Hydrogen Exchange Studies of Respiratory Proteins: III. STRUCTURAL AND FREE ENERGY CHANGES IN HEMOGLOBIN BY USE OF A DIFFERENCE METHOD

Abstract

Abstract A difference hydrogen exchange method was developed and applied to hemoglobin. The method can be used to pick out, from the total hydrogen exchange curve of a protein, the hydrogen exchange behavior of just those segments of the protein that alter in exchange rate in response to structural change.
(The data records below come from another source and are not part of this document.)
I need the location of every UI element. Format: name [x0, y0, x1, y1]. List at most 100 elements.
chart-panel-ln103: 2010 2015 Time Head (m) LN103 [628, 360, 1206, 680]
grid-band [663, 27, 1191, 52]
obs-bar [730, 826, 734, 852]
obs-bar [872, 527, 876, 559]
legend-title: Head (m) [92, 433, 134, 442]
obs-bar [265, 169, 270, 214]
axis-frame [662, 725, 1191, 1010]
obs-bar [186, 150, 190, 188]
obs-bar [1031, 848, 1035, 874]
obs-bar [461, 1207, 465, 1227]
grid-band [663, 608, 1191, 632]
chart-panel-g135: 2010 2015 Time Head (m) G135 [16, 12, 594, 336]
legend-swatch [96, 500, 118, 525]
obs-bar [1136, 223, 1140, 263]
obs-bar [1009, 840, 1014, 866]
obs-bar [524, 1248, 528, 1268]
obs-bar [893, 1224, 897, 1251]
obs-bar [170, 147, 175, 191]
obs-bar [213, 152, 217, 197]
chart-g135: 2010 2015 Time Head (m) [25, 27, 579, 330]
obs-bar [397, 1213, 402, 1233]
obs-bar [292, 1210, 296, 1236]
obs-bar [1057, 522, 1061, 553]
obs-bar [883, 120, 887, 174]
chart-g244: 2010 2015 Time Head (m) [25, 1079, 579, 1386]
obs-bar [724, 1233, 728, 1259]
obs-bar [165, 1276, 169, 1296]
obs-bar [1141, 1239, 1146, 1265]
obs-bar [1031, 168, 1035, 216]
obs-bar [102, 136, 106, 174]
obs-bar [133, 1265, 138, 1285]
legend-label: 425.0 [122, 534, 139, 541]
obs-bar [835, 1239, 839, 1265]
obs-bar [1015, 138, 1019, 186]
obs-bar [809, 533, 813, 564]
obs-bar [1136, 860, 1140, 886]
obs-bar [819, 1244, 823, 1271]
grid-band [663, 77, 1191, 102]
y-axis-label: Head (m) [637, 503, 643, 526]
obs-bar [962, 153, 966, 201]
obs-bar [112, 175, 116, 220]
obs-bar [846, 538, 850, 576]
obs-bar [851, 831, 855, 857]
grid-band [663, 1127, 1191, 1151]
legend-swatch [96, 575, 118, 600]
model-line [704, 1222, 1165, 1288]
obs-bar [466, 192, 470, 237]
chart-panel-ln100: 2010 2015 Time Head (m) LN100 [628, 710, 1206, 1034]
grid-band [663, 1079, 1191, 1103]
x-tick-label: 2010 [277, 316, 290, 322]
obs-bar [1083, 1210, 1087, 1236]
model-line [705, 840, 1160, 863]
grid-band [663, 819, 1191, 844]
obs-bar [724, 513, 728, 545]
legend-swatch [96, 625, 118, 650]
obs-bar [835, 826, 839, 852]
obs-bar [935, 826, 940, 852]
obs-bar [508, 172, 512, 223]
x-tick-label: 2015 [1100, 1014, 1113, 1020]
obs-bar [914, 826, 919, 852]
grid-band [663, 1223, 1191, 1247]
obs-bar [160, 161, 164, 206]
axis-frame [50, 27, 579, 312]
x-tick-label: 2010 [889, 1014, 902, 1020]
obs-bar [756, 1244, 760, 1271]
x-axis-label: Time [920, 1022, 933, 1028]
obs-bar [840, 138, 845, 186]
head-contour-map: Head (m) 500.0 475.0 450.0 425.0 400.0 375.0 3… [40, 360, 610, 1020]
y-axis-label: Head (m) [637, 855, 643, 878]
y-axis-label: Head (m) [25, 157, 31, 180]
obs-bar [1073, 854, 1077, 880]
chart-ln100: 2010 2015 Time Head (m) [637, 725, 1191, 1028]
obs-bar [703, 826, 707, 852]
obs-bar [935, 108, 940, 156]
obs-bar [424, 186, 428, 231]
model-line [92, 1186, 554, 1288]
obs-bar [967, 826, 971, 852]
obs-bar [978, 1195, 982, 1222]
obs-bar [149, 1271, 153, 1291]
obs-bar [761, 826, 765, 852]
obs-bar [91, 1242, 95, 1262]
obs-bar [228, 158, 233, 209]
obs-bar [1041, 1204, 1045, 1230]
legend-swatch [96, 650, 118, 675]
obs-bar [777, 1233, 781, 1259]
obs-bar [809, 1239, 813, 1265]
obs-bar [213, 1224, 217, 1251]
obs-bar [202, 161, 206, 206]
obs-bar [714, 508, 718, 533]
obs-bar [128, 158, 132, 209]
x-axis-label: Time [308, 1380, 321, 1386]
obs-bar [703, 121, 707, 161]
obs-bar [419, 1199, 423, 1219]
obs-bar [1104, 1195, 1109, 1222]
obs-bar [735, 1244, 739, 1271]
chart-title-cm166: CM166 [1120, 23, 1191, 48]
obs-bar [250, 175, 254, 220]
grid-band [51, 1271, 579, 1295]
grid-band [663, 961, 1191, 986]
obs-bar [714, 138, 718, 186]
With the method even quite subtle structure changes can be individually recognized since protein mechanisms act to translate structure changes into greatly amplified hydrogen exchange signals. A fraction of hemoglobin's hydrogen exchange curve containing about 40% of the protein's hydrogen-bonded peptide groups was analyzed. Among these the difference techniques portrayed the exchange behavior of 20 ligand-responsive hydrogens in reduced and liganded hemoglobin and also the exchange of 30 ligand-indifferent hydrogens. The ligand-responsive hydrogens fall into three kinetically distinct groups having 3, 8, and 9 hydrogens on a per subunit basis. All three groups experience much faster exchange in the liganded form of the protein. The exchange character of these groups demonstrates that their exchange, and probably protein hydrogen exchange in general, is controlled by breathing reactions—cooperative, reversible denaturations—of the segments of protein structure holding them. This picture leads immediately to a quantitative relationship connecting energetic structure change, breathing change, and alteration in hydrogen exchange rate. The results, interpreted in this way, show that when ligand is bound to hemoglobin the two larger responsive segments studied are destabilized by close to 2 Cal in structural free energy and the smaller one by perhaps 4 Cal.